Dr. Gaddolyn waved toward the desk area. “Of course. Dr. Aziz and I were just about to unbox the subject.”
“Don’t let me disturb you,” Sheridan said as he strode past her.
He made his way to the desk, which was set up next to a large lab table and a console for controlling the environment in the room and in the glass enclosure. He quickly brought up the diagnostics, checking that each file was correctly installed before checking it off on his tablet.
A thunk followed by a curse pulled his attention. In the enclosure, Dr. Aziz was attempting to lower the crane, but it had only made it halfway down before stalling.
Sheridan frowned. That wasn’t supposed to happen. The cranes had just been installed in almost all of the new labs, and he’d been assured by the crew that they all worked perfectly. He scowled. This is why I check everything personally to make sure they’re working properly—to avoid these issues. Rushing guarantees mistakes.
He strode over to the glass enclosure and keyed his way in.
Dr. Gaddolyn whirled around. “Dr. Sheridan, you are not allowed to be in here.”
“I am allowed to be anywhere there is a problem.” He walked over to the control panel on the wall and quickly brought up the schematic for the crane. He glanced up at the ceiling, noting the small cable jutting out from the tile. “One of the power cables has been caught.” He waved to his guard. “Bring the ladder in here.”
The guard shook his head. “I’m not your lackey. I’m here for your protection only.”
Sheridan glared at him. “Fine.” He headed to the other side of the room. There should be a ladder in the closet. He opened it. Yes. And this is why organization is critical. As he pulled the ladder out, a scream pierced the lab.
Sheridan dropped the ladder and it fell back against the closet with a bang as he whirled around. A thick, dark gray tentacle was wrapped around the neck of Dr. Aziz. The doctor’s eyes bulged, his face turning purple, and then with a snap, his neck was broken.
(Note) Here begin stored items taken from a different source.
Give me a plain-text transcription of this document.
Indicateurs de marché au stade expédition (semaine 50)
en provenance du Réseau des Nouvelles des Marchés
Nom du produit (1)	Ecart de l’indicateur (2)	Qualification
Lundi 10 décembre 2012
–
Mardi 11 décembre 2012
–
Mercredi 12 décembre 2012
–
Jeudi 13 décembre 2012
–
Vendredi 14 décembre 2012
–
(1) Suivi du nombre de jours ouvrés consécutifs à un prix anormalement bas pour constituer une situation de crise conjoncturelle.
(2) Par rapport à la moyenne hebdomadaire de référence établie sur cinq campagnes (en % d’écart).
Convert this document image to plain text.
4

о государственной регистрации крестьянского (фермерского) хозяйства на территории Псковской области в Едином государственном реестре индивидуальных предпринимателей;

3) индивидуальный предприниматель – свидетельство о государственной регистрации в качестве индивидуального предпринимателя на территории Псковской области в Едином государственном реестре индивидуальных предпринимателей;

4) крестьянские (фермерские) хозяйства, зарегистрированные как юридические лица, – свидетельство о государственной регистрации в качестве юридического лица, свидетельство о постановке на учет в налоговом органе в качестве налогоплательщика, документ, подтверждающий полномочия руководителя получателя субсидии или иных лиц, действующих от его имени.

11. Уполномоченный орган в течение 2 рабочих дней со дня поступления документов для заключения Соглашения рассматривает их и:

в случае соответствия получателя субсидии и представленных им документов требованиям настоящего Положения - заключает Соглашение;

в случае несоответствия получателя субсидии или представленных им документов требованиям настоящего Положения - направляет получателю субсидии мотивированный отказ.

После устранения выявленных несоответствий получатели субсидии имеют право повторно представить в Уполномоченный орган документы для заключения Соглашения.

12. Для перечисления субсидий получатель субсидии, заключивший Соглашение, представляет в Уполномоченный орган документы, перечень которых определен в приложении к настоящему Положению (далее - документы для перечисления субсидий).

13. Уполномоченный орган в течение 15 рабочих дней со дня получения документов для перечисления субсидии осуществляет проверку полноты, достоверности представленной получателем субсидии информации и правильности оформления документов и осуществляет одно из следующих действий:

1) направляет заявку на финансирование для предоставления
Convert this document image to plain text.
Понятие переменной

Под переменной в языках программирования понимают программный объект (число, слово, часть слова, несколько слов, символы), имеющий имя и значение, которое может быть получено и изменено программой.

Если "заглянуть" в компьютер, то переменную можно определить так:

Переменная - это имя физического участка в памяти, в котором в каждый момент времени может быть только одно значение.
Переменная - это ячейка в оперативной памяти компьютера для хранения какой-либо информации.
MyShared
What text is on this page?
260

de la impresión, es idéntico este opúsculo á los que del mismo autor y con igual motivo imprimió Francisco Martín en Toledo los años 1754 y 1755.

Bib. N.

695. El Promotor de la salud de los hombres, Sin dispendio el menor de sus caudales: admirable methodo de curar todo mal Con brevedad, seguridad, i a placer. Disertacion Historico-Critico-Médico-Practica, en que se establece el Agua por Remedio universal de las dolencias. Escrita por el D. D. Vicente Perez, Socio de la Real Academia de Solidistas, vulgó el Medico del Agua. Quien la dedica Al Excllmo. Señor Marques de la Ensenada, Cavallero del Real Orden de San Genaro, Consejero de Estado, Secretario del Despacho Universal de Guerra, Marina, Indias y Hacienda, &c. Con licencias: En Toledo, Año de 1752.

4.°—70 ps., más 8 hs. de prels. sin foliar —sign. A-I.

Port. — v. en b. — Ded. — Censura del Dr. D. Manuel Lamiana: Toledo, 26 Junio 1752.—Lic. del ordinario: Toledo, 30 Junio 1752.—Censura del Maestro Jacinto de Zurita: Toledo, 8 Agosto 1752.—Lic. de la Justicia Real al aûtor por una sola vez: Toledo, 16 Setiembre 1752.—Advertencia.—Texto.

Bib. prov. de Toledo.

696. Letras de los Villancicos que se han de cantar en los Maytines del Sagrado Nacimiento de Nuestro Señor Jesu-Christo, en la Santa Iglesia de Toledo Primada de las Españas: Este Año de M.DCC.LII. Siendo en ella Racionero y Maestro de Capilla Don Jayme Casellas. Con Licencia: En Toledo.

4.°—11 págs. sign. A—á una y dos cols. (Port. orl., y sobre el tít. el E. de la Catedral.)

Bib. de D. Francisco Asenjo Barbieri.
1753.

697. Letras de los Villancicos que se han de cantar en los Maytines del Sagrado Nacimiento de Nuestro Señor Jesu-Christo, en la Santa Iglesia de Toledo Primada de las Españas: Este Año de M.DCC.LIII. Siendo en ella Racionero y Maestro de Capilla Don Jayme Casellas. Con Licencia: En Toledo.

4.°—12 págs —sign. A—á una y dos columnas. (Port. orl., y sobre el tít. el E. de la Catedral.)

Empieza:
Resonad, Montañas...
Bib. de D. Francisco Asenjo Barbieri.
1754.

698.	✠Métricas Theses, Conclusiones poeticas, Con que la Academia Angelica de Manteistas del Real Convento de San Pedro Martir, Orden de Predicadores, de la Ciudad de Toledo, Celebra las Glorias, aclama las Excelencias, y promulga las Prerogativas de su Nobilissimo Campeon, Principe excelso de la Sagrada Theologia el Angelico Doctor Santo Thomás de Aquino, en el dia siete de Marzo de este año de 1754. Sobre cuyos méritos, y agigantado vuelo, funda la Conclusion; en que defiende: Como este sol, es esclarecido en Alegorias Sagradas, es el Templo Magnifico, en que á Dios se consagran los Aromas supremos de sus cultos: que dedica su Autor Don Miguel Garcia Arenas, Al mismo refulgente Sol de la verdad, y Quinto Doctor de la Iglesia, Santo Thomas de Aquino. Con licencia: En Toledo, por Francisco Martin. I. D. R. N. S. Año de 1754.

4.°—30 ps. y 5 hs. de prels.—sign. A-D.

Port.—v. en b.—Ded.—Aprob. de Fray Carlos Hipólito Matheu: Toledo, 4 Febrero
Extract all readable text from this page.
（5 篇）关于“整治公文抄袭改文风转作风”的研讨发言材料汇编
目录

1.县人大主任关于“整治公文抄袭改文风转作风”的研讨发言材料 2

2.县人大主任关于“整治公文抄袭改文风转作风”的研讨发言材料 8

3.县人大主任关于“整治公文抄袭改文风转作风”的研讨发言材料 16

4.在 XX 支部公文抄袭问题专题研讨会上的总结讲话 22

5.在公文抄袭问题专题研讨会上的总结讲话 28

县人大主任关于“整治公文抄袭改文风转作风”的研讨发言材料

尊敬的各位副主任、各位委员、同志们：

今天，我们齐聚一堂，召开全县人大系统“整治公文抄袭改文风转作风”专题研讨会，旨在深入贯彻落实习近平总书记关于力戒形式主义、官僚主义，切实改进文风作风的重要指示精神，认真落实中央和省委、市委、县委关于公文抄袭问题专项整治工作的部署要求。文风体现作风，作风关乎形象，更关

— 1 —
Dr. Gaddolyn stood frozen in place. “Get down,” the guards yelled.
Gaddolyn dove for the floor, but not before a tentacle reared back and cut her along the chest with a long razor-like fin
on the side of the tentacle. Blood poured onto the ground.
The guards opened fire. The creature leapt away at an incredible speed, wrapping itself around one of the guards and turning him so he faced the other two. The man’s eyes grew large. One of the tentacles snapped out and caught one of the other guards at the neck. The man dropped his weapon and grabbed for his throat. Blood pooled through his fingers and drenched the front of his shirt.
Sheridan ran for the door.
“Do not open that door!” the remaining guard yelled.
Sheridan ignored him.
The guard backed out of the room, firing at the creature. He glanced over at Sheridan. “I said—”
And that small distraction was all it took. The creature whipped out its tentacle and wrapped it around the guard’s leg. It yanked and he flew backwards, his head crashing into the hard tile floor. The creature pulled the guard forward, and Sheridan could only stare at the large blood trail that followed.
He fumbled for his keycard and slammed his hand on the alarm. Klaxons blared to life, though he knew they were contained to this floor. No other floor would know there was a problem.
He waved his card at the reader and it continued to glow red. He waved it again and again, but the telltale green of release never showed itself. He stared at his card in disbelief. They had assured him that it opened all doors, in an emergency state or not.
They lied to me.
A hiss sounded behind him. He turned. The creature was only four feet tall, but its six tentacles draped out another six feet. Its face looked like an octopus’s with its round head and beak. But the beak was exceptionally sharp looking, and its skin was a blue green. It slid forward in an undulating fashion.
Sheridan backed up as far as he could, closing his eyes and turning his head. The being stopped only a few inches away and then leaned forward, smelling or inspecting him. Sheridan wasn’t sure which, and he didn’t open his eyes to find out.